Scoopable straight from the freezer was exactly what I was going for. Took a few batches to land on two tablespoons - more than that and you can actually taste the vodka.
I was genuinely skeptical about the vodka. Sounds like something you throw in a cocktail, not a dessert, but I've made enough keto frozen bricks that needed 25 minutes on the counter before a spoon could break through, so I figured why not. Churned this last Sunday and it scooped clean out of the freezer right away, soft and creamy with no ice crystals. The peppermint flavor hits exactly right, not the fake toothpaste kind. This solved the one problem I've never been able to crack with homemade keto ice cream.
Yeah, the vodka was my fix after a couple of batches that came out like peppermint bricks. Two tablespoons is all it takes.
My daughter has strong opinions on peppermint ice cream and she's shot down every keto version I've made. Churned this in the Cuisinart last weekend and she asked if she could bring some to her friend's house, the first time she's ever wanted to share something I made. The crushed candy pieces in every scoop put it over the top for her.
The candy pieces are what make it. My kids always go straight for the scoops with the most crushed peppermint. Love that she wanted to share it.

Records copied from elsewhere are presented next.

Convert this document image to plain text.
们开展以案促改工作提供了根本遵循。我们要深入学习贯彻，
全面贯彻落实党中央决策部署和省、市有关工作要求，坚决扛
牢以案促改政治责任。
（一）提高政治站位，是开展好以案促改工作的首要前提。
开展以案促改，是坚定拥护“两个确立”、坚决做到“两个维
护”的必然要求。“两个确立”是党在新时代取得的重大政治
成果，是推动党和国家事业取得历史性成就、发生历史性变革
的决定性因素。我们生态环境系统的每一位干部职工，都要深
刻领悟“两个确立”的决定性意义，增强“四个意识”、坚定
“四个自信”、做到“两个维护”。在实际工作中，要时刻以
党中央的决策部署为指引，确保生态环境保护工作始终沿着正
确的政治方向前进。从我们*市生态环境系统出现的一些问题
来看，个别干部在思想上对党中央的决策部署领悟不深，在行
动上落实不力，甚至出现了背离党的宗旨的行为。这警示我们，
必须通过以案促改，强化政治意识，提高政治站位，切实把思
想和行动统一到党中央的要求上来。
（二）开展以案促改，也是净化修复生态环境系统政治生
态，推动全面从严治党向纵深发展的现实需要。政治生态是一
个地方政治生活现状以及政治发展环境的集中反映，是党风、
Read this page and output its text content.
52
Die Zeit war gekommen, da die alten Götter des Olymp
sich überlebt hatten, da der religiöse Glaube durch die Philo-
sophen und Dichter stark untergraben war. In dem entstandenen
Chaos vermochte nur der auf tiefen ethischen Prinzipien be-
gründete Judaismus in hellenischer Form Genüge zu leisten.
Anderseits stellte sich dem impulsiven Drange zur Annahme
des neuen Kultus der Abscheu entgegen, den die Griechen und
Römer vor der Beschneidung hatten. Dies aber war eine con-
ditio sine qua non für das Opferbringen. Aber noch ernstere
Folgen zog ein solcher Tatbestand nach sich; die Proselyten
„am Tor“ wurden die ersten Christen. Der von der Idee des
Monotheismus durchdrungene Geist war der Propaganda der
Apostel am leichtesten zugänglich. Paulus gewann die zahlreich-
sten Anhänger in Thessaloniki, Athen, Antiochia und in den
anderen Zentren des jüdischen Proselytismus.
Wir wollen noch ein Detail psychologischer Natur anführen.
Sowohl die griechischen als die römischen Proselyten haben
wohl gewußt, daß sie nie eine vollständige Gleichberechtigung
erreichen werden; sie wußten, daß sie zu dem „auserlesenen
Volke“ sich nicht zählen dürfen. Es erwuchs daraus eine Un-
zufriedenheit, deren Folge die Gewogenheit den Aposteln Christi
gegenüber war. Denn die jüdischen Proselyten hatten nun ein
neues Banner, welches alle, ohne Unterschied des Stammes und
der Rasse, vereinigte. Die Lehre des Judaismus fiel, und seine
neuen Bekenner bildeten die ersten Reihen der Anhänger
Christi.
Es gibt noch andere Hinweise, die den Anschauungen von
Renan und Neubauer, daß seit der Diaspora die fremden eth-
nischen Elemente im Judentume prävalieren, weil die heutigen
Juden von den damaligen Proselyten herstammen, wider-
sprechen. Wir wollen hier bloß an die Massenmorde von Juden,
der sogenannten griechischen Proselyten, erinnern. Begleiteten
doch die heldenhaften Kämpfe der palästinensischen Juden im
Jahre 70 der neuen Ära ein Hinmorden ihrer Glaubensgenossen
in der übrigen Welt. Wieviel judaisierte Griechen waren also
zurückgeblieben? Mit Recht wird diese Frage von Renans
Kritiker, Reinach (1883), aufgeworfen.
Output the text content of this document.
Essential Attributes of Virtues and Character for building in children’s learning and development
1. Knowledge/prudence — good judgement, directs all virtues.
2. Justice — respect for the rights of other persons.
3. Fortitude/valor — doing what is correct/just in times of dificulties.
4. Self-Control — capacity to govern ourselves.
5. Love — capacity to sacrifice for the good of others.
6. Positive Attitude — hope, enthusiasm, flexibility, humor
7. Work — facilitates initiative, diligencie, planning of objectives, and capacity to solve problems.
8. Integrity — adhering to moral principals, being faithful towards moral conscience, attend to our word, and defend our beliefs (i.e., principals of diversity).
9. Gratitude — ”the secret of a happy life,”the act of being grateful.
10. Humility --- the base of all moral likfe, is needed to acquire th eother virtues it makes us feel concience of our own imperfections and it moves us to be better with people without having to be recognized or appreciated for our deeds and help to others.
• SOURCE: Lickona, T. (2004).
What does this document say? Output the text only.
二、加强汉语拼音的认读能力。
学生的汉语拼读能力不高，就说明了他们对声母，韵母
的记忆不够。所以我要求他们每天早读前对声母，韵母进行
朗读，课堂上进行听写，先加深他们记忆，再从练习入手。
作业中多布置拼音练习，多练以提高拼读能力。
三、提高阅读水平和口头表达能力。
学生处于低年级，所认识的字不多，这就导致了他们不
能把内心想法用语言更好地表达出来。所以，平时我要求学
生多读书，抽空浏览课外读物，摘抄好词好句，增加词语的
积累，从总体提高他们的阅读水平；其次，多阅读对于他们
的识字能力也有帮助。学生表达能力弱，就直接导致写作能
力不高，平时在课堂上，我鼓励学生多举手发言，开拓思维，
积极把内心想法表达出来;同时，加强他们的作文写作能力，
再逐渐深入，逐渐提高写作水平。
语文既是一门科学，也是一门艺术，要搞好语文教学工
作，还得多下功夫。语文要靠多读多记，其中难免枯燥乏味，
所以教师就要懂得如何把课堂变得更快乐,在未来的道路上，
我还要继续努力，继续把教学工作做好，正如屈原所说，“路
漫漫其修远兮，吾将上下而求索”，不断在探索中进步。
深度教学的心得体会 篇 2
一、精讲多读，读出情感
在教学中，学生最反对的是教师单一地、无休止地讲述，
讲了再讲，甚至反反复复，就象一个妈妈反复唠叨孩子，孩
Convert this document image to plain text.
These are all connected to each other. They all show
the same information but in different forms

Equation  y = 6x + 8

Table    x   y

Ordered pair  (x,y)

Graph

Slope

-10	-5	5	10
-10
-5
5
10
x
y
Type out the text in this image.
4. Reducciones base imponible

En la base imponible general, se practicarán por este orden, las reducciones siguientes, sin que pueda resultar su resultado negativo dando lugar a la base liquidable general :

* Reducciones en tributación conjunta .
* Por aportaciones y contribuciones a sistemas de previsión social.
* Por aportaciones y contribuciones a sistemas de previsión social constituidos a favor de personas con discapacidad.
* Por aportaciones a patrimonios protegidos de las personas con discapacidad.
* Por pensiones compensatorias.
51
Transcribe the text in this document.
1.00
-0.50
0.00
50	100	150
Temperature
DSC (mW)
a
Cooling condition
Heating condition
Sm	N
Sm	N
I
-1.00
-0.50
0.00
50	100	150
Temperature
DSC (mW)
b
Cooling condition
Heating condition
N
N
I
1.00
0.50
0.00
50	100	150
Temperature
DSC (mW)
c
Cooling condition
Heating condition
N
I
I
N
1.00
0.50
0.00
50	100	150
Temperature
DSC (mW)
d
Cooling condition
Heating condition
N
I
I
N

Do you measure your peppermint candies before crushing? I noticed on the nutrition 3 candies are 15 carbs. Can’t wait to make this today ❤️
After crushing - 1/4 cup of the crumbled bits. And those are sugar-free peppermint candies in the recipe, not regular ones, so the carbs are way lower than what you'd get from a standard candy cane.
I made this with peppermint flavor, 1 cup heavy whipping cream, 1 cup flaxseed milk, semi-natural pink food coloring, cheap vodka from a tiny bottle, Swerve confectioners, and organic peppermint candies made with real sugar. Made in ice-cream maker. Delicious.
Real sugar ones will tank the carbs though. Sugar-free is the whole point here. Flaxseed milk is a new one, haven't tried that swap.